Been running GLM-5.1 + Qwen 3.5 via Ollama Cloud — the harness matters more than the model
After going deep on local vs. cloud model comparisons, I landed on a setup that’s been working really well: GLM-5.1 as the planning model, Qwen 3.5 as the execution model, both accessed via Ollama Cloud (:cloud suffix — routes through ollama.com, not directly to the model providers).
The cost angle is hard to ignore. GLM-5.1 hits ~94.6% of Claude Opus 4.6’s coding score at a fraction of the price, and Qwen 3.5 is Apache 2.0 with near-frontier performance on agentic tasks.
But here’s the thing most benchmark posts miss: the harness is at least as important as the model. SWE-bench Pro shows a 22-point swing on identical model weights just by changing the agent scaffold. You can take a mid-tier model and beat a frontier model in a bad harness. The model is the ceiling — the harness determines how close you get to it.
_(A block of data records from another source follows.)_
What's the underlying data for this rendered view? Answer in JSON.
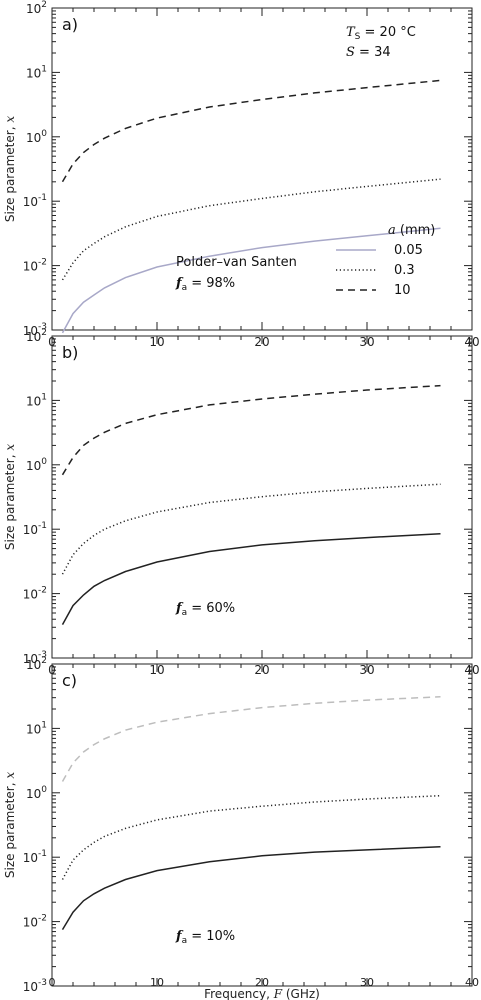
{
  "chart_data": [
    {
      "type": "line",
      "panel_label": "a)",
      "ylabel": "Size parameter, x",
      "xlabel": "",
      "x_ticks": [
        "0",
        "10",
        "20",
        "30",
        "40"
      ],
      "xlim": [
        0,
        40
      ],
      "ylim": [
        0.001,
        100
      ],
      "yscale": "log",
      "y_ticks": [
        {
          "value": 0.001,
          "base": "10",
          "exp": "-3"
        },
        {
          "value": 0.01,
          "base": "10",
          "exp": "-2"
        },
        {
          "value": 0.1,
          "base": "10",
          "exp": "-1"
        },
        {
          "value": 1,
          "base": "10",
          "exp": "0"
        },
        {
          "value": 10,
          "base": "10",
          "exp": "1"
        },
        {
          "value": 100,
          "base": "10",
          "exp": "2"
        }
      ],
      "annotations": {
        "ts": "T",
        "ts_sub": "S",
        "ts_value": "= 20 °C",
        "sal": "S",
        "sal_value": "= 34",
        "model": "Polder–van Santen",
        "fa_label": "f",
        "fa_sub": "a",
        "fa_value": "= 98%"
      },
      "legend": {
        "title_var": "a",
        "title_unit": "(mm)",
        "entries": [
          "0.05",
          "0.3",
          "10"
        ]
      },
      "series": [
        {
          "name": "0.05",
          "style": "solid",
          "color": "#a8a8c8",
          "x": [
            1,
            2,
            3,
            4,
            5,
            7,
            10,
            15,
            20,
            25,
            30,
            37
          ],
          "y": [
            0.0009,
            0.0018,
            0.0027,
            0.0035,
            0.0045,
            0.0065,
            0.0095,
            0.014,
            0.019,
            0.024,
            0.029,
            0.038
          ]
        },
        {
          "name": "0.3",
          "style": "dotted",
          "color": "#222222",
          "x": [
            1,
            2,
            3,
            4,
            5,
            7,
            10,
            15,
            20,
            25,
            30,
            37
          ],
          "y": [
            0.006,
            0.011,
            0.017,
            0.022,
            0.028,
            0.04,
            0.058,
            0.085,
            0.11,
            0.14,
            0.17,
            0.22
          ]
        },
        {
          "name": "10",
          "style": "dashed",
          "color": "#222222",
          "x": [
            1,
            2,
            3,
            4,
            5,
            7,
            10,
            15,
            20,
            25,
            30,
            37
          ],
          "y": [
            0.2,
            0.38,
            0.57,
            0.76,
            0.95,
            1.35,
            1.95,
            2.9,
            3.8,
            4.8,
            5.8,
            7.5
          ]
        }
      ]
    },
    {
      "type": "line",
      "panel_label": "b)",
      "ylabel": "Size parameter, x",
      "xlabel": "",
      "x_ticks": [
        "0",
        "10",
        "20",
        "30",
        "40"
      ],
      "xlim": [
        0,
        40
      ],
      "ylim": [
        0.001,
        100
      ],
      "yscale": "log",
      "y_ticks": [
        {
          "value": 0.001,
          "base": "10",
          "exp": "-3"
        },
        {
          "value": 0.01,
          "base": "10",
          "exp": "-2"
        },
        {
          "value": 0.1,
          "base": "10",
          "exp": "-1"
        },
        {
          "value": 1,
          "base": "10",
          "exp": "0"
        },
        {
          "value": 10,
          "base": "10",
          "exp": "1"
        },
        {
          "value": 100,
          "base": "10",
          "exp": "2"
        }
      ],
      "annotations": {
        "fa_label": "f",
        "fa_sub": "a",
        "fa_value": "= 60%"
      },
      "series": [
        {
          "name": "0.05",
          "style": "solid",
          "color": "#222222",
          "x": [
            1,
            2,
            3,
            4,
            5,
            7,
            10,
            15,
            20,
            25,
            30,
            37
          ],
          "y": [
            0.0033,
            0.0065,
            0.0095,
            0.013,
            0.016,
            0.022,
            0.031,
            0.045,
            0.057,
            0.066,
            0.074,
            0.085
          ]
        },
        {
          "name": "0.3",
          "style": "dotted",
          "color": "#222222",
          "x": [
            1,
            2,
            3,
            4,
            5,
            7,
            10,
            15,
            20,
            25,
            30,
            37
          ],
          "y": [
            0.02,
            0.04,
            0.06,
            0.08,
            0.1,
            0.135,
            0.185,
            0.26,
            0.32,
            0.38,
            0.43,
            0.5
          ]
        },
        {
          "name": "10",
          "style": "dashed",
          "color": "#222222",
          "x": [
            1,
            2,
            3,
            4,
            5,
            7,
            10,
            15,
            20,
            25,
            30,
            37
          ],
          "y": [
            0.7,
            1.3,
            2.0,
            2.6,
            3.2,
            4.4,
            6.0,
            8.5,
            10.5,
            12.5,
            14.5,
            17.0
          ]
        }
      ]
    },
    {
      "type": "line",
      "panel_label": "c)",
      "ylabel": "Size parameter, x",
      "xlabel": "Frequency, F (GHz)",
      "x_ticks": [
        "0",
        "10",
        "20",
        "30",
        "40"
      ],
      "xlim": [
        0,
        40
      ],
      "ylim": [
        0.001,
        100
      ],
      "yscale": "log",
      "y_ticks": [
        {
          "value": 0.001,
          "base": "10",
          "exp": "-3"
        },
        {
          "value": 0.01,
          "base": "10",
          "exp": "-2"
        },
        {
          "value": 0.1,
          "base": "10",
          "exp": "-1"
        },
        {
          "value": 1,
          "base": "10",
          "exp": "0"
        },
        {
          "value": 10,
          "base": "10",
          "exp": "1"
        },
        {
          "value": 100,
          "base": "10",
          "exp": "2"
        }
      ],
      "annotations": {
        "fa_label": "f",
        "fa_sub": "a",
        "fa_value": "= 10%"
      },
      "series": [
        {
          "name": "0.05",
          "style": "solid",
          "color": "#222222",
          "x": [
            1,
            2,
            3,
            4,
            5,
            7,
            10,
            15,
            20,
            25,
            30,
            37
          ],
          "y": [
            0.0075,
            0.014,
            0.021,
            0.027,
            0.033,
            0.045,
            0.062,
            0.085,
            0.105,
            0.12,
            0.13,
            0.145
          ]
        },
        {
          "name": "0.3",
          "style": "dotted",
          "color": "#222222",
          "x": [
            1,
            2,
            3,
            4,
            5,
            7,
            10,
            15,
            20,
            25,
            30,
            37
          ],
          "y": [
            0.045,
            0.09,
            0.13,
            0.17,
            0.21,
            0.28,
            0.38,
            0.52,
            0.62,
            0.72,
            0.8,
            0.9
          ]
        },
        {
          "name": "10",
          "style": "dashed",
          "color": "#bdbdbd",
          "x": [
            1,
            2,
            3,
            4,
            5,
            7,
            10,
            15,
            20,
            25,
            30,
            37
          ],
          "y": [
            1.5,
            2.9,
            4.3,
            5.6,
            6.9,
            9.4,
            12.5,
            17,
            21,
            24.5,
            27.5,
            31
          ]
        }
      ]
    }
  ]
}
For the harness I’ve been using oh-my-pi (https://github.com/can1357/oh-my-pi) and it’s been excellent. Role-based model routing means GLM-5.1 handles planning (slow/plan role) and Qwen 3.5 takes execution (default). Hash-anchored edits, LSP integration, persistent IPython kernel, proper subagent support — it’s the kind of thoughtful tooling that actually gets you close to the model’s potential instead of leaving 20 points on the table.
If you’re evaluating local or cloud-hybrid setups, don’t just swap models and call it a benchmark. Fix your harness first.